Question

A bullet fired into a fixed wooden block loses half of its velocity after penetrating $40cm$. It comes to rest after penetrating a further distance of

• A. $\frac{40}{3}cm$
• B. $\frac{20}{3}cm$
• C. $\frac{22}{5}cm$
• D. $\frac{26}{5}cm$

Answer 1

The correct option is A

$\frac{40}{3}cm$

Step 1: Given data

Distance, $s=40cm=0.4m$

Final velocity, $v_1$ at distance, $0.4m$is $v_1=\frac{u}{2}$, where, $u$is the initial velocity.

Step 2: Formula used

Equation of motion,

$v^2=u^2+2as$

Where, $v$is the final velocity, $u$is the initial velocity, $a$ is the deceleration, $s$ is the distance travelled.

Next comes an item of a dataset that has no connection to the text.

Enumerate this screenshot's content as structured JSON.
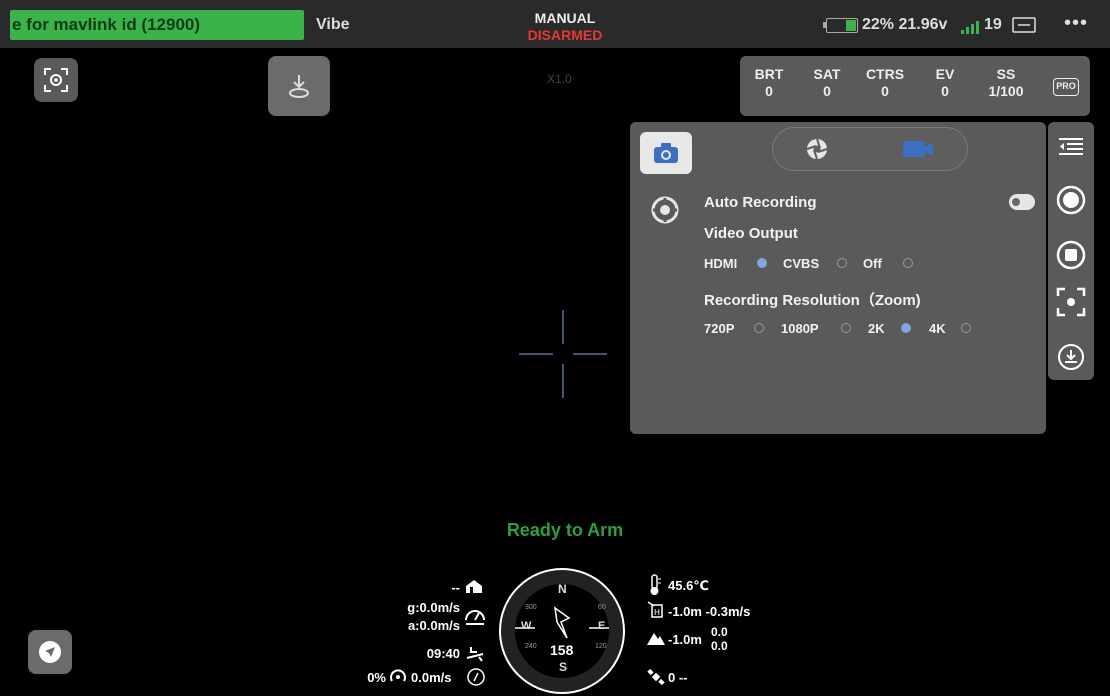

Step 3: Find the deceleration $a$ in terms of the final velocity $v$

Substituting, $s=0.4m$

$$\begin{gathered} v_1^2=u^2-2as \\ a=\frac{u^2-{\left(\frac{u}{2}\right)}^2}{2s} \\ a=\frac{4u^2-u^2}{4\times 2s} \\ a=\frac{3u^2}{4\times 2\times 0.4} \\ a=\frac{3u^2}{3.2} \\ a=\frac{15u^2}{16}........\left(i\right) \end{gathered}$$

Step 4: Find the distance travelled by the bullet after it reaches half the initial speed

Using $\left(i\right)$, putting the value of $a$

Let distance after further penetrating $40cm$ is $x$ till it come to rest such that the final velocity, $v_2=0$.

The initial velocity will be, $u^{\text{'}}=\frac{u}{2}$

Again using the equation of motion,

$v^2=u^2-2as$

${v_2}^2=u{\text{'}}^2-2ax$

$x=\frac{({u^{\text{'}}}^2-v_2^2)}{2a}$

$$\begin{gathered} x=\frac{{\left(\frac{u}{2}\right)}^2-0^2}{2\times {\displaystyle \frac{15u^2}{16}}} \\ x=\frac{40}{3}cm \end{gathered}$$

Thus, the distance travelled by the bullet in the wooden block is $\frac{\mathbf{40}}{\mathbf{3}}\mathbf{}\mathit{c}\mathit{m}$.

Hence, option $\left(A\right)$ is the correct option.